What are X-rays and why we need X-ray Shielding

We’ve all heard of X-rays. Whether it be from science fiction or using them to magically produce pictures of bones. What might not be so well understood is what exactly they are and why we need X-ray shielding from them.

X-rays, what are they?

The electromagnetic spectrum covers the range of wavelengths of electromagnetic radiation. This spans from radio waves of the longest wavelength to gamma rays; the shortest wavelength. X-rays fall between gamma rays and ultraviolet light, making them relatively powerful in terms of energy due to the inverse proportionality between wavelength and photon energy.

X-rays were first produced and detected by a German physicist named Wilhelm Rontgen in 1895 – leading to an entirely new field of scientific research, but with their discovery also came their repercussions.

Photons are discrete packets of energy; the fundamental particle behind electromagnetic radiation, including visible light. The defining variable in the range of the electromagnetic spectrum is how much energy each photon that composes a wave has. The photons that compose X-rays have sufficient energy to ionise atoms, being capable of breaking molecular bonds, including those that make up living tissue. These interactions between X-rays and cells are what lead to things such as radiation sickness and the increased risk of cancer by cellular mutation.

x-ray shielding - raybloc x-ray protection

With these risks in mind, it is incredibly important that X-rays and other ionising radiation are dealt with correctly. This includes keeping the exposure time and intensity of said radiation as minimal as possible, whilst still performing the desired task; whether it be for medical diagnosis, treating cancers or even concealing highly radioactive isotopes.

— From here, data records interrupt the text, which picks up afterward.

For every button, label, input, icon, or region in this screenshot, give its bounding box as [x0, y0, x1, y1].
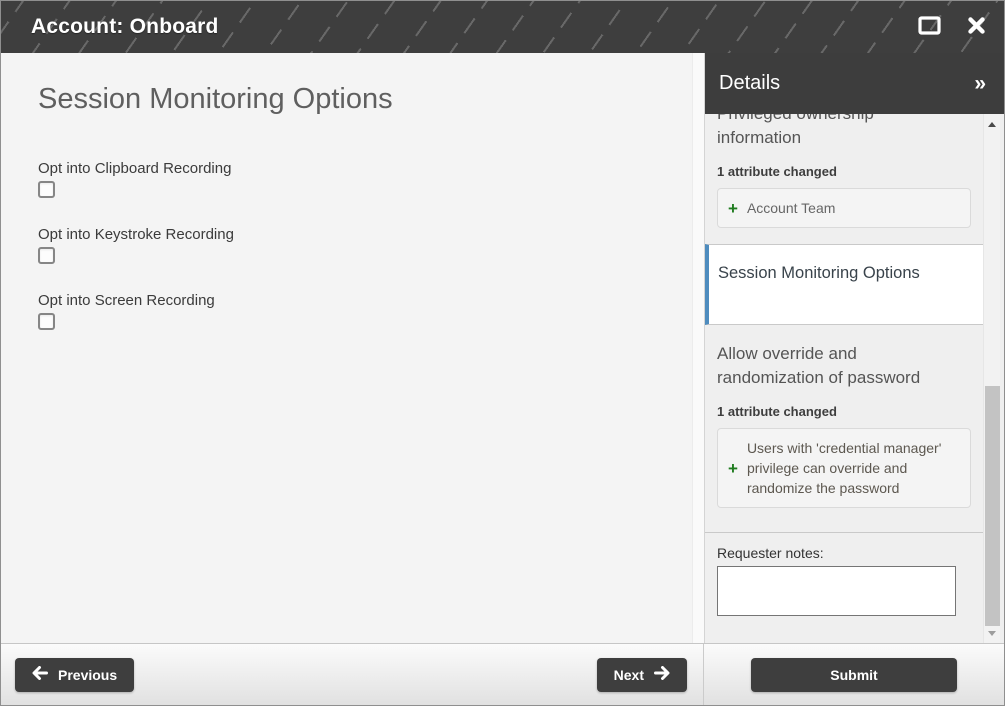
keystroke-recording-checkbox[interactable]	[38, 247, 55, 264]
previous-button[interactable]: Previous	[15, 658, 134, 692]
scrollbar-down-button[interactable]	[984, 625, 1000, 641]
change-item-text: Account Team	[747, 198, 835, 218]
close-icon	[967, 16, 986, 38]
clipboard-recording-field: Opt into Clipboard Recording	[38, 160, 692, 198]
change-item-credential-manager: + Users with 'credential manager' privil…	[717, 428, 971, 508]
change-item-account-team: + Account Team	[717, 188, 971, 228]
footer: Previous Next Submit	[1, 643, 1004, 705]
keystroke-recording-label: Opt into Keystroke Recording	[38, 226, 692, 243]
active-section-heading: Session Monitoring Options	[718, 264, 971, 283]
clipboard-recording-label: Opt into Clipboard Recording	[38, 160, 692, 177]
scrollbar-up-button[interactable]	[984, 116, 1000, 132]
plus-icon: +	[728, 200, 738, 217]
submit-button[interactable]: Submit	[751, 658, 957, 692]
change-item-text: Users with 'credential manager' privileg…	[747, 438, 960, 498]
clipboard-recording-checkbox[interactable]	[38, 181, 55, 198]
sidebar-scrollbar[interactable]	[983, 114, 1000, 643]
section-heading: Allow override and randomization of pass…	[717, 342, 941, 390]
attributes-changed-note: 1 attribute changed	[717, 164, 971, 179]
requester-notes-section: Requester notes:	[705, 532, 983, 621]
maximize-icon	[918, 16, 941, 38]
screen-recording-checkbox[interactable]	[38, 313, 55, 330]
window-controls	[918, 16, 986, 38]
titlebar: Account: Onboard	[1, 1, 1004, 53]
attributes-changed-note: 1 attribute changed	[717, 404, 971, 419]
previous-button-label: Previous	[58, 667, 117, 683]
arrow-right-icon	[654, 666, 670, 683]
page-title: Session Monitoring Options	[38, 83, 692, 116]
details-scroll-area: Privileged ownership information 1 attri…	[705, 114, 1004, 643]
collapse-panel-button[interactable]: »	[974, 73, 986, 94]
details-content: Privileged ownership information 1 attri…	[705, 114, 983, 643]
next-button-label: Next	[614, 667, 644, 683]
account-onboard-window: Account: Onboard Session Monitoring Opti…	[0, 0, 1005, 706]
scrollbar-thumb[interactable]	[985, 386, 1000, 626]
footer-sidebar: Submit	[704, 644, 1004, 705]
section-session-monitoring-active[interactable]: Session Monitoring Options	[705, 244, 983, 325]
maximize-button[interactable]	[918, 16, 941, 38]
details-title: Details	[719, 72, 780, 95]
triangle-down-icon	[988, 631, 996, 636]
plus-icon: +	[728, 460, 738, 477]
chevron-right-double-icon: »	[974, 72, 986, 95]
screen-recording-label: Opt into Screen Recording	[38, 292, 692, 309]
triangle-up-icon	[988, 122, 996, 127]
main-panel: Session Monitoring Options Opt into Clip…	[1, 53, 704, 643]
main-content: Session Monitoring Options Opt into Clip…	[1, 53, 692, 643]
requester-notes-input[interactable]	[717, 566, 956, 616]
main-scrollbar-track[interactable]	[692, 53, 704, 643]
window-title: Account: Onboard	[31, 15, 219, 39]
close-button[interactable]	[967, 16, 986, 38]
arrow-left-icon	[32, 666, 48, 683]
screen-recording-field: Opt into Screen Recording	[38, 292, 692, 330]
window-body: Session Monitoring Options Opt into Clip…	[1, 53, 1004, 643]
keystroke-recording-field: Opt into Keystroke Recording	[38, 226, 692, 264]
details-header: Details »	[705, 53, 1004, 114]
submit-button-label: Submit	[830, 667, 877, 683]
details-sidebar: Details » Privileged ownership informati…	[704, 53, 1004, 643]
section-privileged-ownership: Privileged ownership information 1 attri…	[705, 114, 983, 244]
section-password-override: Allow override and randomization of pass…	[705, 325, 983, 532]
section-heading: Privileged ownership information	[717, 114, 941, 150]
requester-notes-label: Requester notes:	[717, 545, 971, 561]
next-button[interactable]: Next	[597, 658, 687, 692]
footer-main: Previous Next	[1, 644, 704, 705]
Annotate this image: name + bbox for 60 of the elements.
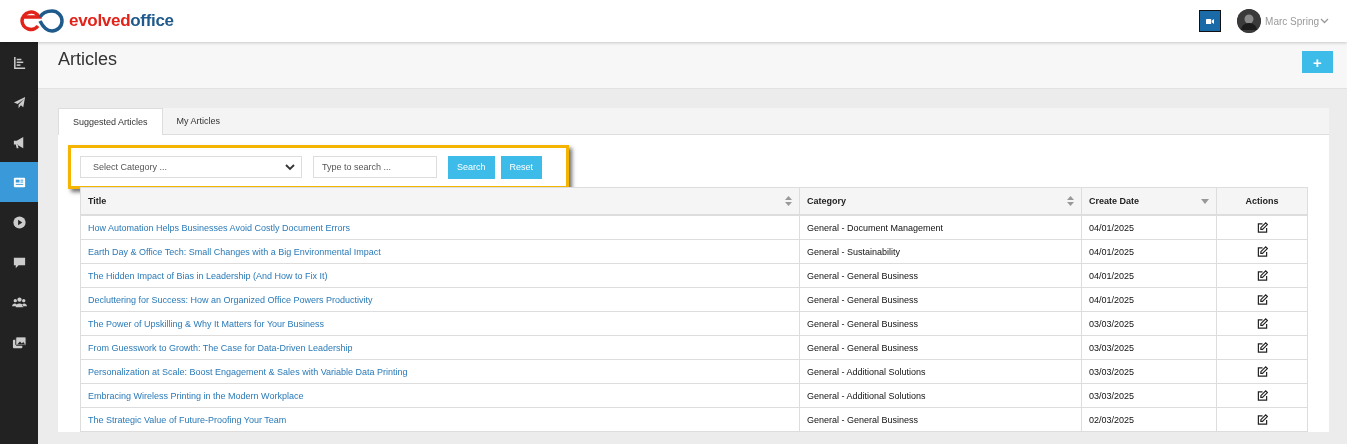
sort-desc-icon[interactable] [1201,198,1209,204]
table-cell: 04/01/2025 [1081,215,1217,240]
article-link[interactable]: Earth Day & Office Tech: Small Changes with a Big Environmental Impact [88,246,381,257]
article-link[interactable]: How Automation Helps Businesses Avoid Costly Document Errors [88,222,350,233]
table-cell: General - General Business [799,407,1082,432]
logo-icon [18,9,66,33]
tab[interactable]: My Articles [162,108,235,134]
table-cell: 04/01/2025 [1081,263,1217,288]
images-icon [11,334,27,350]
video-call-button[interactable] [1199,10,1222,32]
chevron-icon[interactable] [1320,18,1329,24]
category-select[interactable]: Select Category ... [80,156,302,178]
article-link[interactable]: Embracing Wireless Printing in the Modern Workplace [88,390,304,401]
video-camera-icon [1206,16,1215,26]
edit-icon[interactable] [1256,294,1268,306]
table-cell: General - General Business [799,263,1082,288]
article-link[interactable]: The Power of Upskilling & Why It Matters for Your Business [88,318,325,329]
table-cell: General - General Business [799,287,1082,312]
table-cell: General - Sustainability [799,239,1082,264]
table-cell: 04/01/2025 [1081,239,1217,264]
table-cell: 02/03/2025 [1081,407,1217,432]
table-cell: General - General Business [799,335,1082,360]
edit-icon[interactable] [1256,366,1268,378]
avatar-icon[interactable] [1237,9,1262,33]
table-cell: 03/03/2025 [1081,335,1217,360]
column-header: Actions [1216,187,1308,215]
column-header[interactable]: Create Date [1081,187,1217,215]
sort-icon[interactable] [785,196,792,206]
article-link[interactable]: Decluttering for Success: How an Organized Office Powers Productivity [88,294,373,305]
edit-icon[interactable] [1256,246,1268,258]
page-title: Articles [58,49,117,70]
sort-icon[interactable] [1067,196,1074,206]
edit-icon[interactable] [1256,318,1268,330]
edit-icon[interactable] [1256,414,1268,426]
chart-icon [11,54,27,70]
table-cell: 04/01/2025 [1081,287,1217,312]
user-name[interactable]: Marc Spring [1265,15,1319,27]
article-link[interactable]: The Strategic Value of Future-Proofing Your Team [88,414,287,425]
table-cell: 03/03/2025 [1081,311,1217,336]
article-link[interactable]: The Hidden Impact of Bias in Leadership (And How to Fix It) [88,270,328,281]
article-link[interactable]: Personalization at Scale: Boost Engagement & Sales with Variable Data Printing [88,366,408,377]
article-link[interactable]: From Guesswork to Growth: The Case for Data-Driven Leadership [88,342,353,353]
table-cell: General - General Business [799,311,1082,336]
column-header[interactable]: Category [799,187,1082,215]
play-icon [11,214,27,230]
paper-plane-icon [11,94,27,110]
table-cell: General - Additional Solutions [799,359,1082,384]
logo-wordmark: evolvedoffice [69,11,174,31]
table-cell: 03/03/2025 [1081,359,1217,384]
tab[interactable]: Suggested Articles [58,108,163,135]
search-field[interactable]: Type to search ... [313,156,437,178]
column-header[interactable]: Title [80,187,800,215]
edit-icon[interactable] [1256,270,1268,282]
edit-icon[interactable] [1256,342,1268,354]
edit-icon[interactable] [1256,390,1268,402]
table-cell: General - Document Management [799,215,1082,240]
table-cell: 03/03/2025 [1081,383,1217,408]
chevron-down-icon [285,163,295,171]
table-cell: General - Additional Solutions [799,383,1082,408]
edit-icon[interactable] [1256,222,1268,234]
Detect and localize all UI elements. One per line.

X-ray protection, what is it?

So how exactly are we protected from radiation? Due to the penetrative power of X-rays, a lot of material is required in order for the energy of the wave to dissipate. The denser the material, the less thick the material will need to be in order to absorb the X-rays. This makes lead an ideal material to use, given its density, malleability and abundance.

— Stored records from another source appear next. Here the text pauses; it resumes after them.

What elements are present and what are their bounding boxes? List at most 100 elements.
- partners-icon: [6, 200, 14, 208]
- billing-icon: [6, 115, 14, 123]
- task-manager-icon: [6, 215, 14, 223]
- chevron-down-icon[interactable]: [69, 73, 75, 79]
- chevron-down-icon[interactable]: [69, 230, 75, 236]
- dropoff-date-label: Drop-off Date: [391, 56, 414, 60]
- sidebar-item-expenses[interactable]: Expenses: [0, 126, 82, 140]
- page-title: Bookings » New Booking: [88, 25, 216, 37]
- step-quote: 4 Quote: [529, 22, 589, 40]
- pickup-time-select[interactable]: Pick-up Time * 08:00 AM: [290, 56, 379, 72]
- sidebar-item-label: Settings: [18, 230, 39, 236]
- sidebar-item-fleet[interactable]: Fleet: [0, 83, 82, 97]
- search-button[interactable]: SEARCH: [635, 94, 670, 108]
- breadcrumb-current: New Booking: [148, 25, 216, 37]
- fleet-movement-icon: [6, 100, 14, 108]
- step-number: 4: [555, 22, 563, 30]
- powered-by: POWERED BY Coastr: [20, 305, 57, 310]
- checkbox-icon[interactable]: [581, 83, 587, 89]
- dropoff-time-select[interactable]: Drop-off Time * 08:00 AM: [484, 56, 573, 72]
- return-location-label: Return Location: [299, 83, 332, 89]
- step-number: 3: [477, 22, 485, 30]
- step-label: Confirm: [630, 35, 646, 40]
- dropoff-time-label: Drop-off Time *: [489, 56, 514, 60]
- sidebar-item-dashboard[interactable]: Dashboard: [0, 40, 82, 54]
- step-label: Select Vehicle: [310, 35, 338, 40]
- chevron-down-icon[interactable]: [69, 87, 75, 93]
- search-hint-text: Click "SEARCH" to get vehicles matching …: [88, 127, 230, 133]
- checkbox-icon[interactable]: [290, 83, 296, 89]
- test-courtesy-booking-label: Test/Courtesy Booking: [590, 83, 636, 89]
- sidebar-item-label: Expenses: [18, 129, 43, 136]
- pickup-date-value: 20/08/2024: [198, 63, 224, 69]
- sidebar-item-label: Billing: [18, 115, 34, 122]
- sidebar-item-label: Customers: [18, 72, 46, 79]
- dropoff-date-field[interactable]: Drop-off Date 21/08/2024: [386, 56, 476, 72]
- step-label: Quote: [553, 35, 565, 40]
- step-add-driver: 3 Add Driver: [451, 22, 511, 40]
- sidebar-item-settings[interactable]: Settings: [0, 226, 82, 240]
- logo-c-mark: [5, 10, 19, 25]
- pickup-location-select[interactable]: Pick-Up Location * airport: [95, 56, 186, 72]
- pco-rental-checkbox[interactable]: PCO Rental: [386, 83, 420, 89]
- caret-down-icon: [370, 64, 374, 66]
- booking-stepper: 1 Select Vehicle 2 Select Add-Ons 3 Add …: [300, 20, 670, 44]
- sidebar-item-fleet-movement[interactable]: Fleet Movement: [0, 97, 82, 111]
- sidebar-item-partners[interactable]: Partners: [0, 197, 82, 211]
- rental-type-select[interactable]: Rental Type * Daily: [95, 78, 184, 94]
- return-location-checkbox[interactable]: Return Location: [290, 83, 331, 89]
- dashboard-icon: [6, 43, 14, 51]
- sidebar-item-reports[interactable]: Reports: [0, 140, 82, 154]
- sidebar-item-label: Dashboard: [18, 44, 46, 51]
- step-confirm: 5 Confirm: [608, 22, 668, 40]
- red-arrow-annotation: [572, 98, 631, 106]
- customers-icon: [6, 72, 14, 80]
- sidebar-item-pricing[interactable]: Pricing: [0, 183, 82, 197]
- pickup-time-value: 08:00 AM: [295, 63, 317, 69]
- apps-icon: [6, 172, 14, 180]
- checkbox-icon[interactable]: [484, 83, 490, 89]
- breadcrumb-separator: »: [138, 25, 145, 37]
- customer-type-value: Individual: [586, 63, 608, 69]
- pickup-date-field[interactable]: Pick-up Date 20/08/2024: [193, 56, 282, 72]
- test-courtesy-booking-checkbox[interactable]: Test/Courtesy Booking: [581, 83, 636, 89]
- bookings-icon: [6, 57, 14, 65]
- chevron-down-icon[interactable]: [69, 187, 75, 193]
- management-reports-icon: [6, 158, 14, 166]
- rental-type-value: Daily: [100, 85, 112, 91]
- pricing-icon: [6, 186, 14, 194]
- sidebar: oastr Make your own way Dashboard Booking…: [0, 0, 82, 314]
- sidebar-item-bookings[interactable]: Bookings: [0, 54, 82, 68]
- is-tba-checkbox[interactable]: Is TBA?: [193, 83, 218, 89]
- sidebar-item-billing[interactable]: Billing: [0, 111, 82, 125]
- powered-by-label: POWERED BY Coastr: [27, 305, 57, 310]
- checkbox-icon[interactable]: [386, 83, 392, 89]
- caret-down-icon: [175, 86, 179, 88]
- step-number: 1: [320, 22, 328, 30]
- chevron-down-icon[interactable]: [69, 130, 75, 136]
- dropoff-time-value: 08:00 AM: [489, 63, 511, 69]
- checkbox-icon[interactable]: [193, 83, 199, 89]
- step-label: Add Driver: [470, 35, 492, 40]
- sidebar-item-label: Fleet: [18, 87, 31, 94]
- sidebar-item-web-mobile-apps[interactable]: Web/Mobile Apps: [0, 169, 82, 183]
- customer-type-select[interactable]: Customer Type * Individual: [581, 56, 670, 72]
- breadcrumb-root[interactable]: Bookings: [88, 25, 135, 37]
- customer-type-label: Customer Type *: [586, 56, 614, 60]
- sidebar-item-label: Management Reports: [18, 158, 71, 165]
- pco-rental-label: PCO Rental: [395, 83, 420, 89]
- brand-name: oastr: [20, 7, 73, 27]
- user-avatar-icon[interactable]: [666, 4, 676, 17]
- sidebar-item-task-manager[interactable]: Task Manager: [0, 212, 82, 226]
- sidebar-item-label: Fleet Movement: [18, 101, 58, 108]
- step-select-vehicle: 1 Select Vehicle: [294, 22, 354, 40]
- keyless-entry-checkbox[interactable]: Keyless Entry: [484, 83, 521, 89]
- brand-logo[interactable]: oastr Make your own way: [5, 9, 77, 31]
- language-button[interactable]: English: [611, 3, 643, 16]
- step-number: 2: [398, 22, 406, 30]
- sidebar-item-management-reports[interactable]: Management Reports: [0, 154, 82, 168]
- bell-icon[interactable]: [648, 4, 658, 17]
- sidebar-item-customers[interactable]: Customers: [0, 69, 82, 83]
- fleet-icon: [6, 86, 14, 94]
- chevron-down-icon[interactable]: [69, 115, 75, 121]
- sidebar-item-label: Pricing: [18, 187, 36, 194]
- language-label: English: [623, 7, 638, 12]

Raybloc X-ray shielding products provide maximum safety by concealing the radiation to a specific area through permanent fixtures such as leaded walls, windows, floors and ceilings, but also through quality Raybloc X-ray protective door sets, Fixed Operator X-ray Screens and Mobile X-ray screens; ensuring the radiation isn’t reaching areas it should not be, along with maximising the safety of both patients and staff whilst in the shielded areas.